TELE 3118: Network Technologies: Lab 4 [5 points]

The objective of this lab is for you to get some familiarity with routing in the Internet. This requires you to log into real Internet routers, and observe the routing tables and AS (Autonomous System) paths. Additionally, you will use the traceroute facility to deduce what routes packets are taking in the Internet. You will find links to useful resources such as route-servers and looking-glasses at the traceroute website.

Route-servers are Internet routers you can log in to and inspect the various tables. For example, log into the AT&T route-server by typing "telnet route-server.ip.att.net". You will get a command-line interface (CLI); at any point you can type a "?" to get a listing of possible completions to the commands you are typing. For example, "show ip ?" will give you a listing of the various IP-related attributes that can be inspected (this includes interface tables, ARP tables, routing tables, etc). Take the time to go through the options and familiarise yourself with the CLI. You can also experiment with numerous route-servers listed at the traceroute website above.
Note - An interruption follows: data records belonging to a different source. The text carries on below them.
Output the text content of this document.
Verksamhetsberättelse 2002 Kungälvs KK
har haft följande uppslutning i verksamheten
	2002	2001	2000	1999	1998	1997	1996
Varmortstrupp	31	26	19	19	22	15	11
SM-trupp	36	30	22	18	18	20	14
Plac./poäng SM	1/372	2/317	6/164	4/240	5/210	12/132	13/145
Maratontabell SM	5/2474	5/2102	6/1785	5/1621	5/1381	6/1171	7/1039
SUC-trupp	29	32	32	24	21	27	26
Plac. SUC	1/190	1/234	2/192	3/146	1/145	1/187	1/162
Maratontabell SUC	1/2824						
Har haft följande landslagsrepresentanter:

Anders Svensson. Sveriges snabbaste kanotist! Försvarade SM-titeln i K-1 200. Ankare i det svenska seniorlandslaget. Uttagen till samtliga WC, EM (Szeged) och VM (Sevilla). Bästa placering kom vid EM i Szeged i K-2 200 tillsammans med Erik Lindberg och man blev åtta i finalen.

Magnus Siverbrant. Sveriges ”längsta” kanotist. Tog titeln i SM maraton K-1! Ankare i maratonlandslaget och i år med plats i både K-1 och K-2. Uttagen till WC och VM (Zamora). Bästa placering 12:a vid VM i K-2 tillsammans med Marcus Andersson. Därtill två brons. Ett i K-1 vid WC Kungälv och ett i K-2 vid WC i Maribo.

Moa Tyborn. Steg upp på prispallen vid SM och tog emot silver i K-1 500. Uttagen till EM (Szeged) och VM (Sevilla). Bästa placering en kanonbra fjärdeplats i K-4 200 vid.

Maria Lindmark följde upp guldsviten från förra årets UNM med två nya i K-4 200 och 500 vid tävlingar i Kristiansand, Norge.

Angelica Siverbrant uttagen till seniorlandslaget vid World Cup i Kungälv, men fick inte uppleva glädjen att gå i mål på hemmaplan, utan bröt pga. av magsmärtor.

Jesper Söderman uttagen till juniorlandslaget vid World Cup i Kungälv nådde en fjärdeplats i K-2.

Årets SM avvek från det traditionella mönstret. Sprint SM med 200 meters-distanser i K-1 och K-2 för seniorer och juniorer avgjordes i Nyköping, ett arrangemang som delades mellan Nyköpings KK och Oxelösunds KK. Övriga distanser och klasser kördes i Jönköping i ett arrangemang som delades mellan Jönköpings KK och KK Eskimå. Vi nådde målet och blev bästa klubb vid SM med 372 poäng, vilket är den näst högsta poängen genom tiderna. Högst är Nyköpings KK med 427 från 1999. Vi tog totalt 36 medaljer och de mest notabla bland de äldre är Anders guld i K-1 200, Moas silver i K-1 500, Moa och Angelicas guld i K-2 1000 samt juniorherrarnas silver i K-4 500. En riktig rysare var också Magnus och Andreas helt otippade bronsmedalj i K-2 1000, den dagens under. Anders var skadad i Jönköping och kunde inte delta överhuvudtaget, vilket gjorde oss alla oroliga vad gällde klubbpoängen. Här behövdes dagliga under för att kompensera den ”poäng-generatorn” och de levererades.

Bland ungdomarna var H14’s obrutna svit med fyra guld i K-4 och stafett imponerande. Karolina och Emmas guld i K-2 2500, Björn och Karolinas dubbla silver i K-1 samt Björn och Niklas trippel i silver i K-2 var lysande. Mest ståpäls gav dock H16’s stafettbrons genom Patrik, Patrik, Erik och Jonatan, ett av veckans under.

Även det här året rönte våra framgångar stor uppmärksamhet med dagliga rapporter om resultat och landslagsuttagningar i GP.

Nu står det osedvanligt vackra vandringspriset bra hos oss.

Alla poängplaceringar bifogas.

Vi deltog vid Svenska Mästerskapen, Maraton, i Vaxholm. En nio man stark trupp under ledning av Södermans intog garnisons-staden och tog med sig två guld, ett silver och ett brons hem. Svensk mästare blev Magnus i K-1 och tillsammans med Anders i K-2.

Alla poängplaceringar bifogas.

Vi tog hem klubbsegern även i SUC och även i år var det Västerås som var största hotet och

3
Looking-glasses let you perform trace-route operations from remote sites. For example, you can go to the SAVVIS looking-glass and try a traceroute to a host in UNSW, e.g. 149.171.92.217. Note the path, as well as the round-trip-time to each hop on the path - can you guess which links are trans-oceanic?

What to submit:

You submission should clearly answer the following questions (note that most questions have multiple parts):
  1. [0.5] Pick a route-server overseas (e.g. AT&T or Savvis), stating your choice clearly in your answer. Now log in to the route-server, and use the CLI to view the interface IP address table and ARP table. What are the IP addresses/masks of each interface the route-server has?
  2. [0.5] Now examine the routing table. How many routes are in the routing table (remember to count networks and subnets)? - this gives you an idea of the Internet routing table size. How many of these routes are static, from an IGP, and from BGP respectively?
  3. [0.5+0.5] Using the BGP routing tables at the route-server, determine the AS-path (i.e. list of AS numbers) that a packet destined to a UNSW destination (e.g. 149.171.92.217) would take. For this AS-path, now identify by name the Autonomous Systems on the path (in other words, name the ISPs a packet from the route-server to UNSW would have to go through). [Hint: the CLI command "show ip bgp x.x.x.x" performs a longest-prefix match on the destination IP address x.x.x.x in the BGP routing table and shows you all AS paths, including the best one. To determine the AS name given the AS number, you can use the "whois" command on Linux, or the web-based list of AS names.
  4. [0.5+0.5] Now using the CLI on the route-server, perform a traceroute to the UNSW address you chose above. For each router on the path, determine the AS to which it belongs (the whois tool can be used to determine the AS to which an IP address belongs). Verify whether this matches the AS-path from the previous part or not.
  5. [0.5+0.5+0.5] The traceroute web-site lists around 16 traceroute gateways in Australia. Of these, find the gateway in Australia from which the delay to (any host/domain in) UNSW is lower than 20 msec (if no such gateway exists, find the lowest), and find a gateway from which the delay to UNSW is over 200msec (if no such gateway exists, find the highest). By noting the paths, can you explain why there is such a large variation in the delays?
  6. [0.5] Based on the previous part, and by possibly doing more trace-routes and whois lookups to hosts in UNSW, deduce who UNSW's primary ISP is. Does UNSW connect to more than one ISP?
Directions: The answers to the above need to be submitted on this sheet to the lab instructor at the end of your lab session.